Which brings us to today’s hot-button issue, which is, whether government workers are overpaid. The belief that they are has been a staple ingredient of political speeches since the New Deal.
This week the controversy flared again when Governor Rick Snyder released his Citizen’s Guide to Michigan’s Financial Health. In the main, it is a well-written primer that is really helpful in explaining how our state and its finances work.
But the booklet seems to go out of its way to bash government workers. In highlighted, easy-to-sound-bite pull quotes, it says things like “the average annual compensation of state employees is over twice the average annual compensation of private sector workers.”
What’s baffling is why our supposedly non-ideological new governor seemingly goes out of his way to whip up resentment against those who toil in the public sector.
Especially since it slyly notes in small type that, quote, “this analysis does not compare private and public sector employees with similar jobs, years of experience or education.” In other words, a state worker with a master’s degree in accounting does make more than a high school graduate driving a fork lift at Costco.
Predictably, the empire stuck back yesterday with a new study from the Economic Policy Institute, a generally progressive think tank that gets some of its funding from labor unions. It found that most state employees are actually paid below market levels.
But government workers do tend, by and large, to have better benefits. Well, both sides could continue the argument by churning up new statistics to prove their point.
What really matters is this: Is the state getting enough benefit from its workers to justify what they are being paid? Do we really want an underpaid and resentful work force handling the people’s business? Would cutting state workers’ pay make enough deficit difference to be worthwhile, considering what we might lose?

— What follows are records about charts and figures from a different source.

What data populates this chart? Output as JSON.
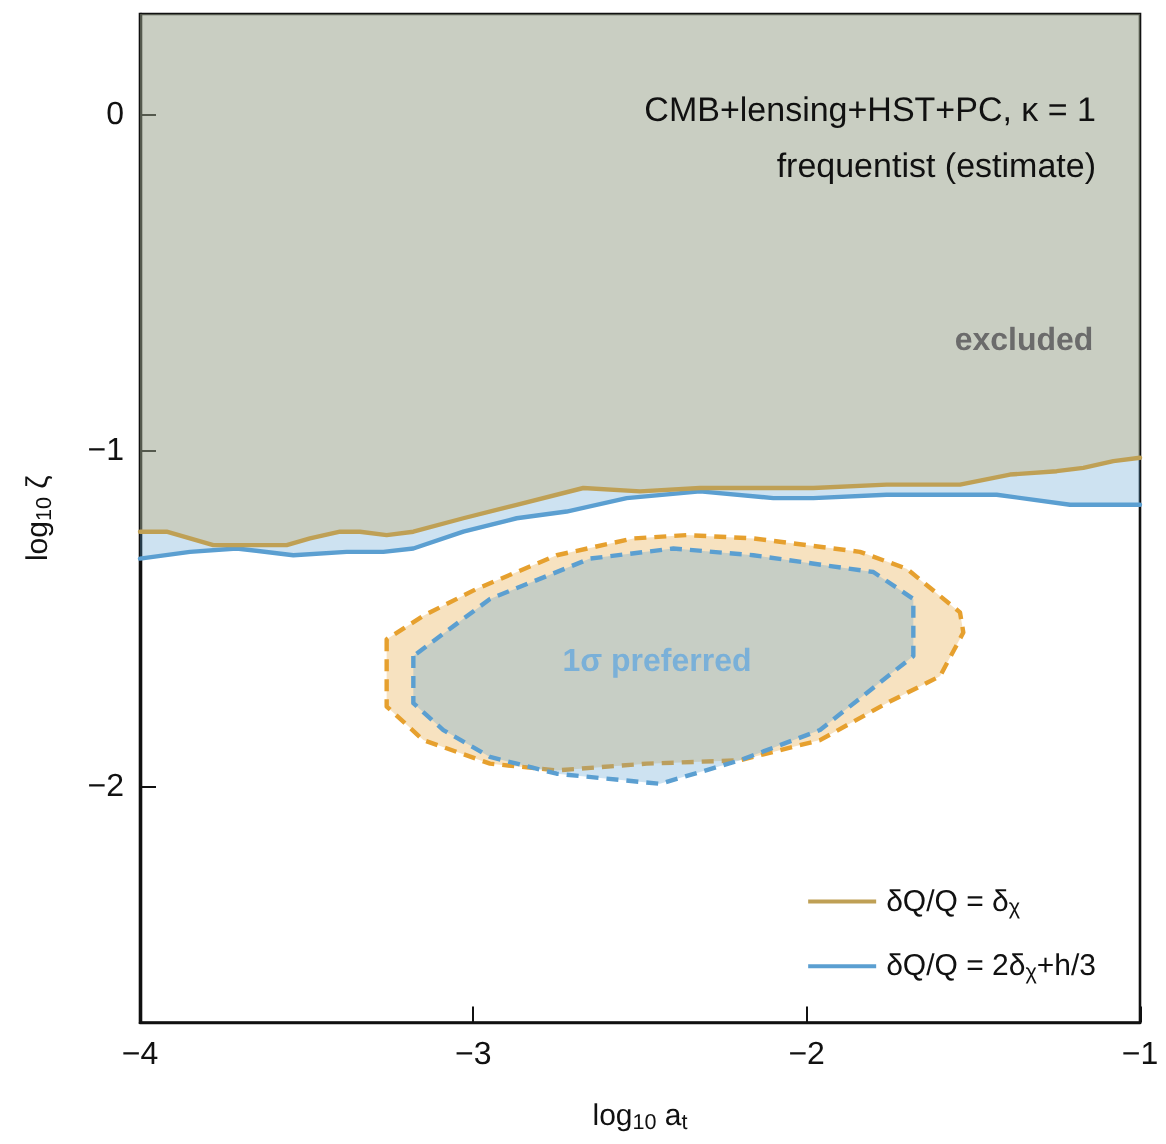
{
  "chart_data": {
    "type": "line",
    "xlabel": "log$_{10}$ a$_{t}$",
    "ylabel": "log$_{10}$ ζ",
    "xlim": [
      -4,
      -1
    ],
    "ylim": [
      -2.7,
      0.3
    ],
    "xticks": [
      -4,
      -3,
      -2,
      -1
    ],
    "yticks": [
      -2,
      -1,
      0
    ],
    "grid": false,
    "legend": "bottom right",
    "marker": "none",
    "annotations": [
      "CMB+lensing+HST+PC, κ = 1",
      "frequentist (estimate)",
      "excluded",
      "1σ preferred"
    ],
    "series": [
      {
        "name": "δQ/Q = δ$_{χ}$",
        "color": "#bfa055",
        "line_style": "solid",
        "x": [
          -4,
          -3.92,
          -3.78,
          -3.56,
          -3.49,
          -3.4,
          -3.34,
          -3.26,
          -3.18,
          -3.03,
          -2.87,
          -2.67,
          -2.5,
          -2.32,
          -1.98,
          -1.76,
          -1.54,
          -1.39,
          -1.25,
          -1.17,
          -1.08,
          -1
        ],
        "values": [
          -1.24,
          -1.24,
          -1.28,
          -1.28,
          -1.26,
          -1.24,
          -1.24,
          -1.25,
          -1.24,
          -1.2,
          -1.16,
          -1.11,
          -1.12,
          -1.11,
          -1.11,
          -1.1,
          -1.1,
          -1.07,
          -1.06,
          -1.05,
          -1.03,
          -1.02
        ],
        "lower": [
          -1.24,
          -1.24,
          -1.28,
          -1.28,
          -1.26,
          -1.24,
          -1.24,
          -1.25,
          -1.24,
          -1.2,
          -1.16,
          -1.11,
          -1.12,
          -1.11,
          -1.11,
          -1.1,
          -1.1,
          -1.07,
          -1.06,
          -1.05,
          -1.03,
          -1.02
        ],
        "upper": [
          0.3,
          0.3,
          0.3,
          0.3,
          0.3,
          0.3,
          0.3,
          0.3,
          0.3,
          0.3,
          0.3,
          0.3,
          0.3,
          0.3,
          0.3,
          0.3,
          0.3,
          0.3,
          0.3,
          0.3,
          0.3,
          0.3
        ]
      },
      {
        "name": "δQ/Q = 2δ$_{χ}$+h/3",
        "color": "#5b9fd1",
        "line_style": "solid",
        "x": [
          -4,
          -3.85,
          -3.71,
          -3.54,
          -3.38,
          -3.27,
          -3.18,
          -3.03,
          -2.87,
          -2.72,
          -2.54,
          -2.32,
          -2.1,
          -1.98,
          -1.76,
          -1.54,
          -1.43,
          -1.21,
          -1
        ],
        "values": [
          -1.32,
          -1.3,
          -1.29,
          -1.31,
          -1.3,
          -1.3,
          -1.29,
          -1.24,
          -1.2,
          -1.18,
          -1.14,
          -1.12,
          -1.14,
          -1.14,
          -1.13,
          -1.13,
          -1.13,
          -1.16,
          -1.16
        ],
        "lower": [
          -1.32,
          -1.3,
          -1.29,
          -1.31,
          -1.3,
          -1.3,
          -1.29,
          -1.24,
          -1.2,
          -1.18,
          -1.14,
          -1.12,
          -1.14,
          -1.14,
          -1.13,
          -1.13,
          -1.13,
          -1.16,
          -1.16
        ],
        "upper": [
          0.3,
          0.3,
          0.3,
          0.3,
          0.3,
          0.3,
          0.3,
          0.3,
          0.3,
          0.3,
          0.3,
          0.3,
          0.3,
          0.3,
          0.3,
          0.3,
          0.3,
          0.3,
          0.3
        ]
      },
      {
        "type": "area",
        "color": "#e6a02e",
        "line_style": "dashed",
        "x": [
          -3.26,
          -3.26,
          -3.15,
          -2.95,
          -2.75,
          -2.48,
          -2.2,
          -1.96,
          -1.76,
          -1.6,
          -1.53,
          -1.54,
          -1.7,
          -1.84,
          -2.16,
          -2.36,
          -2.52,
          -2.75,
          -2.99,
          -3.15,
          -3.26
        ],
        "values": [
          -1.56,
          -1.76,
          -1.86,
          -1.93,
          -1.95,
          -1.93,
          -1.92,
          -1.86,
          -1.75,
          -1.67,
          -1.54,
          -1.48,
          -1.35,
          -1.3,
          -1.26,
          -1.25,
          -1.26,
          -1.31,
          -1.41,
          -1.49,
          -1.56
        ]
      },
      {
        "type": "area",
        "color": "#5b9fd1",
        "line_style": "dashed",
        "x": [
          -3.18,
          -3.18,
          -3.09,
          -2.95,
          -2.75,
          -2.44,
          -2.2,
          -1.96,
          -1.68,
          -1.68,
          -1.8,
          -2.16,
          -2.4,
          -2.65,
          -2.95,
          -3.18
        ],
        "values": [
          -1.61,
          -1.75,
          -1.83,
          -1.91,
          -1.96,
          -1.99,
          -1.92,
          -1.83,
          -1.61,
          -1.44,
          -1.36,
          -1.31,
          -1.29,
          -1.32,
          -1.44,
          -1.61
        ]
      }
    ]
  }
}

The common sense bottom line is that some people have traditionally taken government jobs, knowing they pay less than equivalent private sector jobs. They do that for a number of reasons, including more security, sometimes less stress, and better benefits.
I have no doubt that we could benefit from a non-partisan commission looking at the whole issue of public sector pay and performance. However, the governor needs to find a way to plug a two billion dollar hole in his budget, right away.
The clock is ticking, and fooling around with state employee compensation isn’t going to get him very far.